Leave to do his utmost

Home / Education / ARChives / Discussions

Leave to do his utmost

From

Published on before 2005


Graydon Parrish wrote:
[...] Supporting living artists, with money that matters, not pocket change, so that prominent works of art can be created, will really be the only thing that makes a difference. The one thing that is universal is the respect for money. Without it and its status, even Van Gogh might be a footnote in art history. In other words, if his paintings weren't so damn expensive, most of the allure would be lost. [...]

I'm happy to hear someone say what Graydon just said. I have often said myself that the future of art depends on living artists. The dead ones derive no benefit whatsoever from the sales and resales of their works, and they will not be producing any more of them no matter how popular they become or how high the prices go. Whereas the living artist who is compelled to work in another field in order to sustain himself and his family above poverty level, though he is capable of creating fine works of art, is not going to create as many of them because he will not have as much time as he would have if he could focus his attention on painting and did not have to divide his mind between art and another business that takes him away from the easel.

How many of the living realists who make a full-time living painting can say they are unaffected by the need to produce X number of pictures per year in order to survive comfortably and keep the galleries supplied, and that they can spend as much time developing the idea and executing each picture as it might take to make it the very best of which they are capable? I'm not talking about artists who had money to begin with, or those whose spouses work to support them, but those whose sole source of money is and must be their own efforts.

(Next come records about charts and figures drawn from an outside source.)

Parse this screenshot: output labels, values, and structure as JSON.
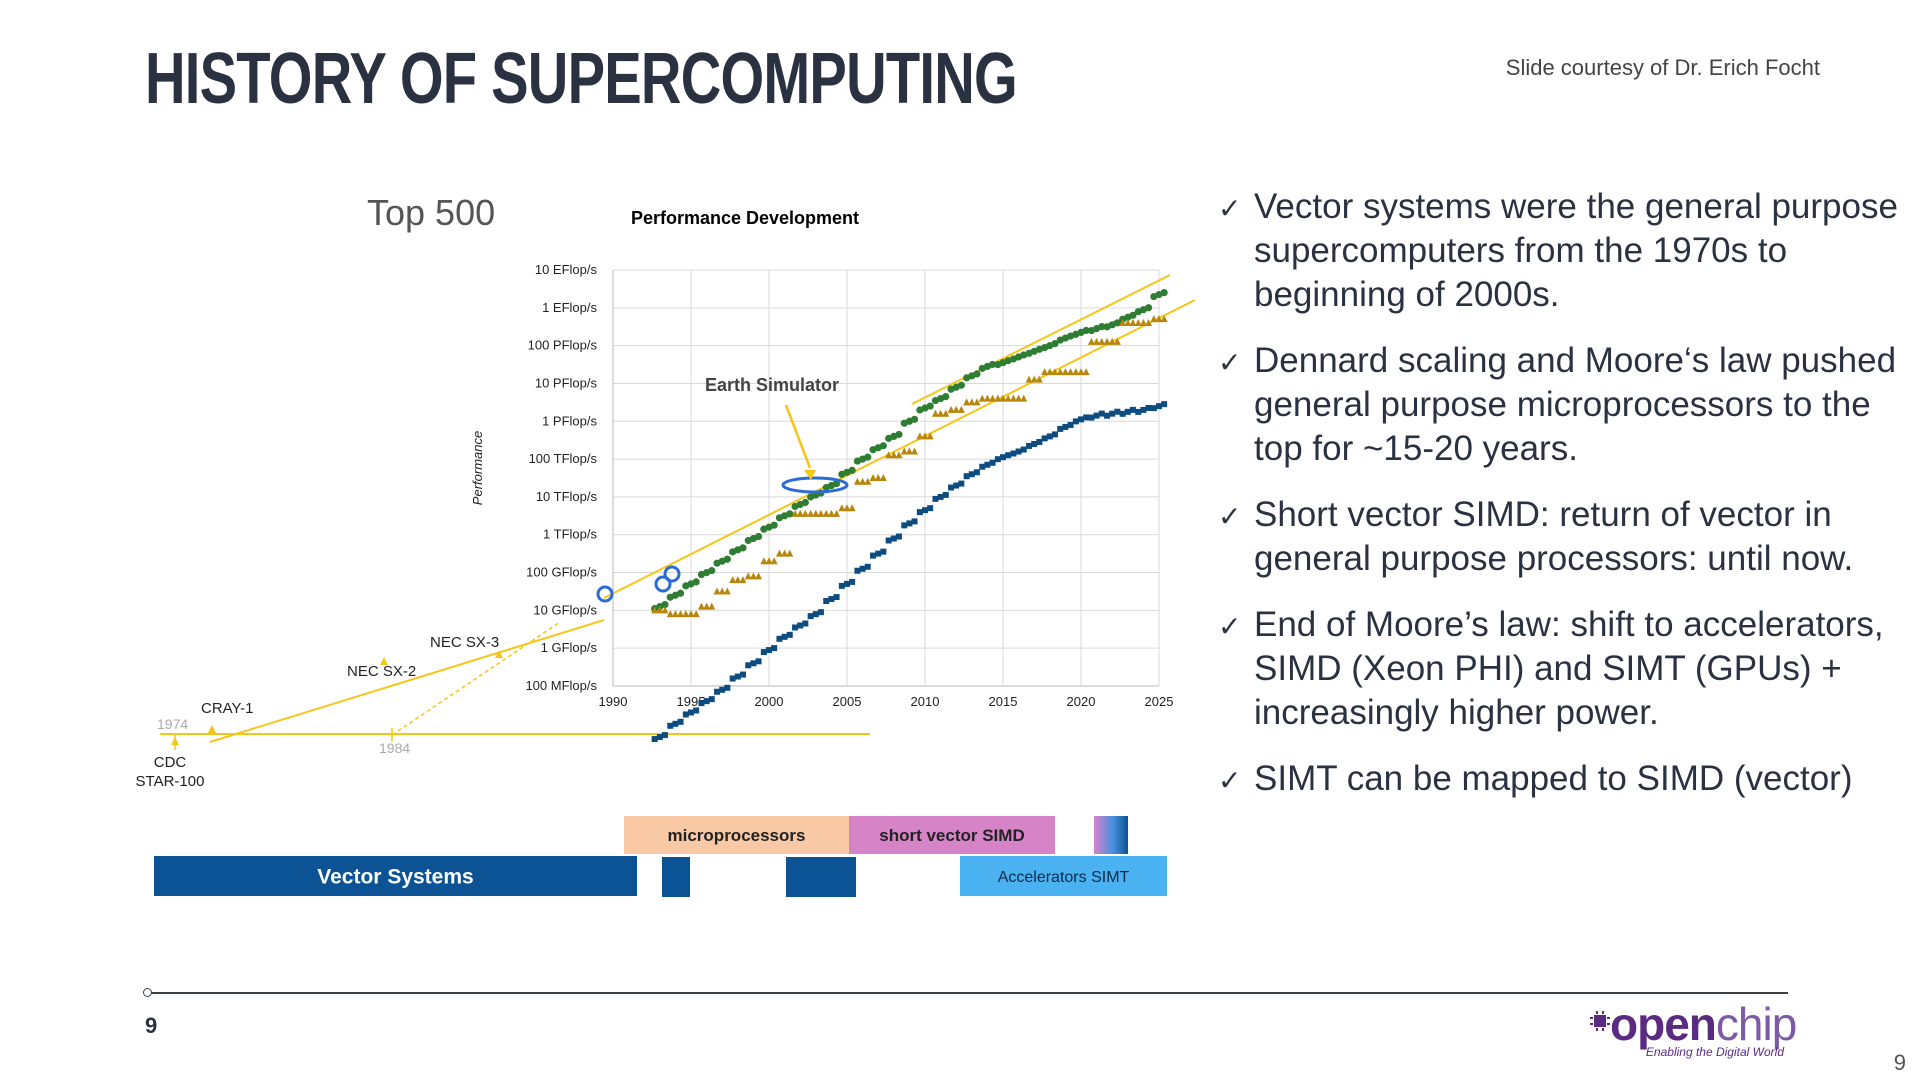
{
  "slide": {
    "title": "HISTORY OF SUPERCOMPUTING",
    "credit": "Slide courtesy of Dr. Erich Focht",
    "top500_label": "Top 500",
    "page_left": "9",
    "page_right": "9"
  },
  "bullets": [
    "Vector systems were the general purpose supercomputers from the 1970s to beginning of 2000s.",
    "Dennard scaling and Moore‘s law pushed general purpose microprocessors to the top for ~15-20 years.",
    "Short vector SIMD: return of vector in general purpose processors: until now.",
    "End of Moore’s law: shift to accelerators, SIMD (Xeon PHI) and SIMT (GPUs) + increasingly higher power.",
    "SIMT can be mapped to SIMD (vector)"
  ],
  "logo": {
    "text_a": "open",
    "text_b": "chip",
    "tagline": "Enabling the Digital World"
  },
  "chart_data": {
    "type": "scatter",
    "title": "Performance Development",
    "ylabel": "Performance",
    "log_scale_y": true,
    "x_ticks": [
      1990,
      1995,
      2000,
      2005,
      2010,
      2015,
      2020,
      2025
    ],
    "xlim": [
      1990,
      2025
    ],
    "y_ticks": [
      "100 MFlop/s",
      "1 GFlop/s",
      "10 GFlop/s",
      "100 GFlop/s",
      "1 TFlop/s",
      "10 TFlop/s",
      "100 TFlop/s",
      "1 PFlop/s",
      "10 PFlop/s",
      "100 PFlop/s",
      "1 EFlop/s",
      "10 EFlop/s"
    ],
    "ylim_log10_flops": [
      8,
      19
    ],
    "grid": true,
    "series": [
      {
        "color": "#2e7d32",
        "marker": "circle",
        "x": [
          1993,
          1994,
          1995,
          1996,
          1997,
          1998,
          1999,
          2000,
          2001,
          2002,
          2003,
          2004,
          2005,
          2006,
          2007,
          2008,
          2009,
          2010,
          2011,
          2012,
          2013,
          2014,
          2015,
          2016,
          2017,
          2018,
          2019,
          2020,
          2021,
          2022,
          2023,
          2024,
          2025
        ],
        "y": [
          1.1,
          1.4,
          1.7,
          2.0,
          2.3,
          2.6,
          2.9,
          3.2,
          3.5,
          3.8,
          4.05,
          4.3,
          4.65,
          5.0,
          5.3,
          5.6,
          6.0,
          6.35,
          6.6,
          6.9,
          7.2,
          7.45,
          7.55,
          7.7,
          7.85,
          8.0,
          8.2,
          8.35,
          8.45,
          8.55,
          8.75,
          8.95,
          9.35
        ]
      },
      {
        "color": "#b8860b",
        "marker": "triangle",
        "x": [
          1993,
          1994,
          1995,
          1996,
          1997,
          1998,
          1999,
          2000,
          2001,
          2002,
          2003,
          2004,
          2005,
          2006,
          2007,
          2008,
          2009,
          2010,
          2011,
          2012,
          2013,
          2014,
          2015,
          2016,
          2017,
          2018,
          2019,
          2020,
          2021,
          2022,
          2023,
          2024,
          2025
        ],
        "y": [
          1.0,
          0.9,
          0.9,
          1.1,
          1.5,
          1.8,
          1.9,
          2.3,
          2.5,
          3.55,
          3.55,
          3.55,
          3.7,
          4.4,
          4.5,
          5.1,
          5.2,
          5.6,
          6.2,
          6.3,
          6.5,
          6.6,
          6.6,
          6.6,
          7.1,
          7.3,
          7.3,
          7.3,
          8.1,
          8.1,
          8.6,
          8.6,
          8.7
        ]
      },
      {
        "color": "#0d4c80",
        "marker": "square",
        "x": [
          1993,
          1994,
          1995,
          1996,
          1997,
          1998,
          1999,
          2000,
          2001,
          2002,
          2003,
          2004,
          2005,
          2006,
          2007,
          2008,
          2009,
          2010,
          2011,
          2012,
          2013,
          2014,
          2015,
          2016,
          2017,
          2018,
          2019,
          2020,
          2021,
          2022,
          2023,
          2024,
          2025
        ],
        "y": [
          -2.35,
          -2.0,
          -1.7,
          -1.4,
          -1.1,
          -0.75,
          -0.4,
          -0.05,
          0.3,
          0.6,
          0.9,
          1.3,
          1.7,
          2.1,
          2.5,
          2.9,
          3.3,
          3.65,
          4.0,
          4.3,
          4.6,
          4.85,
          5.05,
          5.2,
          5.4,
          5.6,
          5.85,
          6.05,
          6.15,
          6.2,
          6.25,
          6.3,
          6.4
        ]
      }
    ],
    "annotations": [
      {
        "text": "Earth Simulator"
      },
      {
        "text": "NEC SX-3"
      },
      {
        "text": "NEC SX-2"
      },
      {
        "text": "CRAY-1"
      },
      {
        "text": "CDC"
      },
      {
        "text": "STAR-100"
      },
      {
        "text": "1974"
      },
      {
        "text": "1984"
      }
    ],
    "timeline": [
      {
        "label": "Vector Systems",
        "color": "#0b5394",
        "text_color": "#ffffff"
      },
      {
        "label": "microprocessors",
        "color": "#f8c9a4",
        "text_color": "#222222"
      },
      {
        "label": "short vector SIMD",
        "color": "#d783c8",
        "text_color": "#222222"
      },
      {
        "label": "Accelerators SIMT",
        "color": "#4ab2f0",
        "text_color": "#0b2a4a"
      }
    ]
  }
}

Unless one's paintings can bring high prices and/or one is very frugal in living, there is the likelihood that the need to produce beyond the rate at which one's highest quality can be sustained, whether one has a periodic creative slump, as creative people can sometimes have, can result in a dropping-off of quality. And in order to GET the prices up to a high enough range to insulate oneself from this predicament, it is necessary to start out selling low and producing as many paintings as fast as one can, and build up a market for the work such that gradual increases in prices do not result in a significant drop-off in sales. Early in one's career this is educational, but after a certain point, if one realizes that the utmost quality in one's art is and should be the supreme imperative, and if the market is not such that sufficiently high prices can be gotten on a consistent basis for one's work, it will become necessary to earn one's living in some other way, so that whatever paintings one still has time to paint will at least be the very best of which he is capable, because he need not slap out potboiler after potboiler to pay the bills, but can concentrate on the best ideas he might have, and spend as much time on each one as it takes to make it the best he can make it.

Each artist has a certain number of good ideas per year, and if compelled, by the need to survive, to produce more paintings than he has good ideas for, some ideas are going to be painted that are not the best ideas, and thus the results are not going to be that artist's top quality artwork, nor necessarily a sincere expression of whatever is special about that particular artist and his unique creative vision. These paintings are called potboilers, because they are done simply to keep something in the artist's soup pot. I know quite a few painters whose entire painting activities consist of the production of potboilers, and if they ever do have a thought of creating the greatest masterpiece of which they are capable, they find they can't spare the time away from the production of their potboilers to ever get around to painting it. To an artist who places Quality above all other considerations, the continual cranking-out of potboilers is not the ideal situation, and anything that might compromise the quality of the work he produces is unacceptable. When quantity is a greater imperative than Quality, quality can be expected to suffer to some degree, and that is not a good thing for art.

This predicament is the result of too few collectors being willing to spend decent money on the works of living artists, commensurate with what they would pay for works of comparable quality by dead artists, mindful, as they are, of resale values, thinking of paintings as investment commodities. A great deal of money is being spent on paintings in today's market, yet it remains very difficult for a living painter who refuses to consider anything that might compromise the quality of what he does to receive enough of it to live above poverty level. I know of many fine painters who are nearly starving, or are working in other fields in order to keep from starving, some of whom are included in ARC's Gallery of Living Masters(tm). And then there are plenty of others who prefer the idea of making their living full-time by painting many potboilers and living where land is cheap, places I consider horrible, like Utah, etc. The latter still produce good work, but whether their average work qualifies as their very best is open to question, and I know of many cases I could point to in which it is not. Whereas I know these painters could do their very best if that were the only consideration they needed to concern themselves with.

The main point here is that the situation is not conducive to the creation of the utmost Quality in paintings, and that is not a good thing for the future of art. It will take more than a sea of decently-painted potboilers to wrest the focus of the art world away from the charlatans. It will take a return to greater Quality, along with whatever else might also be required as ancillary considerations, facilitated by the willingness of collectors to pay respectable prices for high-quality paintings by living realist painters, so they are not held back from doing their very best.

Yet again, Isak Dinesen's quote from Babette's Feast comes to mind: "It is terrible and unbearable to an artist -- to be encouraged to do, to be applauded for doing, his second best. Through all the world there goes one long cry from the heart of the artist. Give me leave to do my utmost!"